Waiting on a friend is one of the best music videos ever made and the ones made in nineties are very well done, either.Strees of Love video is as crappy as the song is but I can't recall any other video by the stones which is atrocious. Anyway,I do admit that I haven't seen all of their videos.
I accidentally saw the Rain Fall Down video, and I was surprised in a positive sense. It grabs the atmosphere of the song quite good, and the sex-thing is nicely orchestered. Not too overdone.
the stones were amongst the ones who invented video clips long before the are being called videos....."we love you" is just terrific, you can't remember? yep, 4 decades ago..
I think the Angie clip where they had Mick T behind the piano and Jagger is giving us his baby-blue eyes was a big mistake. All other clips I can really appreciate. Some of the best (where the video fits the song) are, beside those mentioned above, Respectable and Sex Drive (the artists impression clip).

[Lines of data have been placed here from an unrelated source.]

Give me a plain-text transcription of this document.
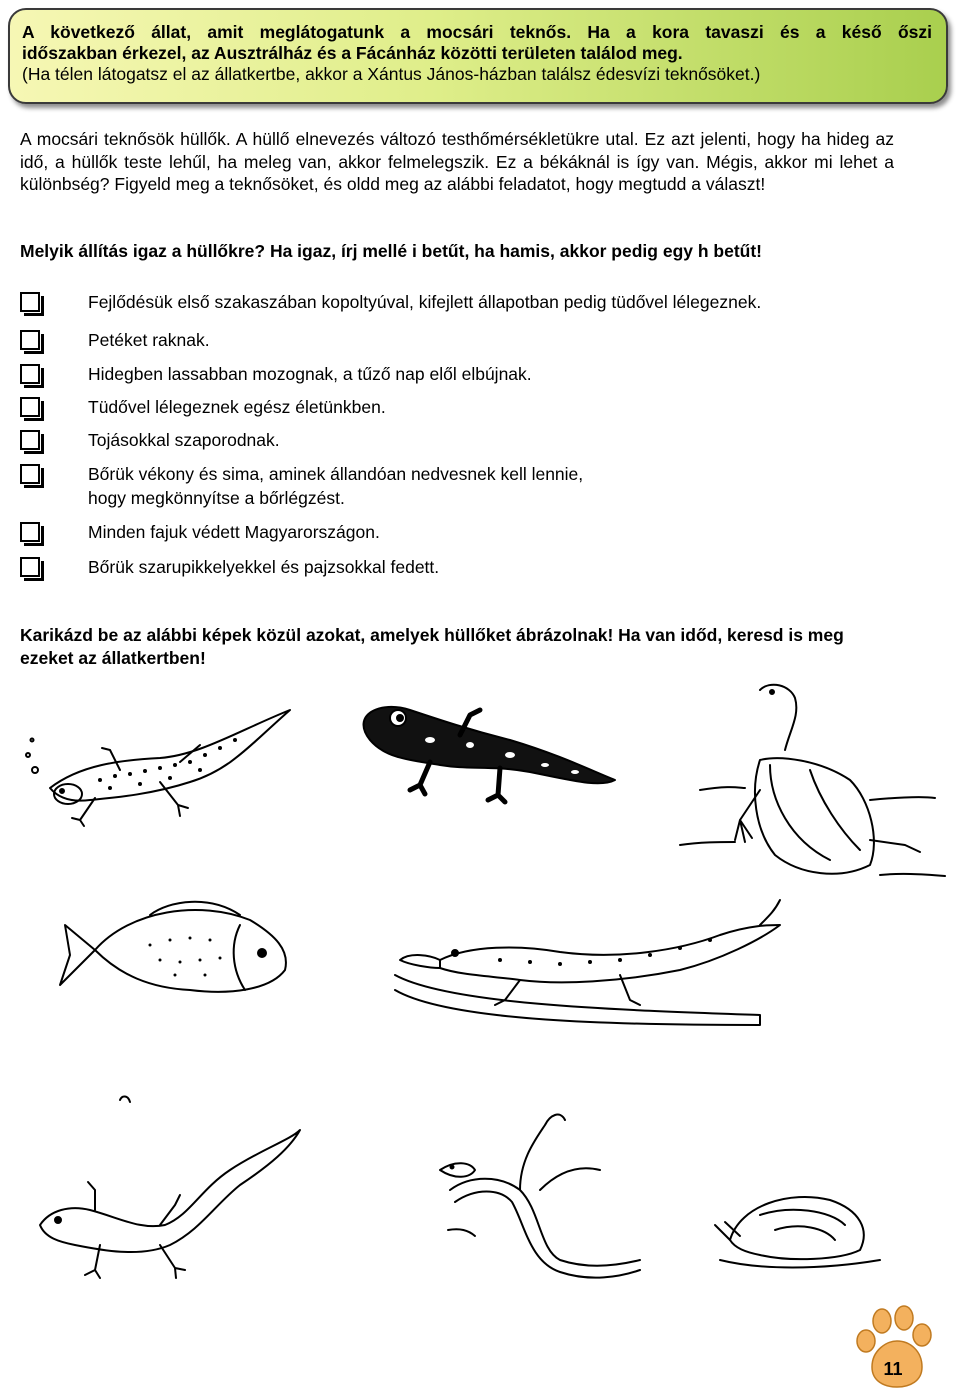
A következő állat, amit meglátogatunk a mocsári teknős. Ha a kora tavaszi és a késő őszi
időszakban érkezel, az Ausztrálház és a Fácánház közötti területen találod meg.
(Ha télen látogatsz el az állatkertbe, akkor a Xántus János-házban találsz édesvízi teknősöket.)

A mocsári teknősök hüllők. A hüllő elnevezés változó testhőmérsékletükre utal. Ez azt jelenti, hogy ha hideg az idő, a hüllők teste lehűl, ha meleg van, akkor felmelegszik. Ez a békáknál is így van. Mégis, akkor mi lehet a különbség? Figyeld meg a teknősöket, és oldd meg az alábbi feladatot, hogy megtudd a választ!

Melyik állítás igaz a hüllőkre? Ha igaz, írj mellé i betűt, ha hamis, akkor pedig egy h betűt!

Fejlődésük első szakaszában kopoltyúval, kifejlett állapotban pedig tüdővel lélegeznek.
Petéket raknak.
Hidegben lassabban mozognak, a tűző nap elől elbújnak.
Tüdővel lélegeznek egész életünkben.
Tojásokkal szaporodnak.
Bőrük vékony és sima, aminek állandóan nedvesnek kell lennie,
hogy megkönnyítse a bőrlégzést.
Minden fajuk védett Magyarországon.
Bőrük szarupikkelyekkel és pajzsokkal fedett.

Karikázd be az alábbi képek közül azokat, amelyek hüllőket ábrázolnak! Ha van időd, keresd is meg ezeket az állatkertben!

11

Crazy mama is bad,She was hot,Miss you,Start me up and some others look very bad to me.But like you mentioned they got great ones like Saint of you and someth others that have the exact same style.
StratoGR Wrote: ------------------------------------------------------- > Crazy mama is bad,She was hot,Miss you,Start me up > and some others look very bad to me.
The 3 first you mentioned there are great videos, IMO. I think the videos became lousy around 1989, with a few exceptions like Anybody Seen My Baby.
Edited 1 time(s). Last edit at 2007-04-04 16:25 by Erik_Snow.
RadioMarv Wrote: ------------------------------------------------------- > everything from Wainting on A Friend until the > present looks fine to me
youve seen the clips for Dont stop, Gimme shelter (from No security), Streets of Love etc and thought they were "fine" ?
Up until about 1997, no band made more innovative use of rock videos than the Stones did. They broke new ground with several videos such as Harlem Shuffle, Love is strong, Anybody seen my baby, Like a rolling stone and the 'Undercover' clips. In the pre-MTV age, a lot of their promo clips were pretty groundbreaking too, most notably the ones with Peter Whitehead in the 60's and then Michael Lindsay-Hogg.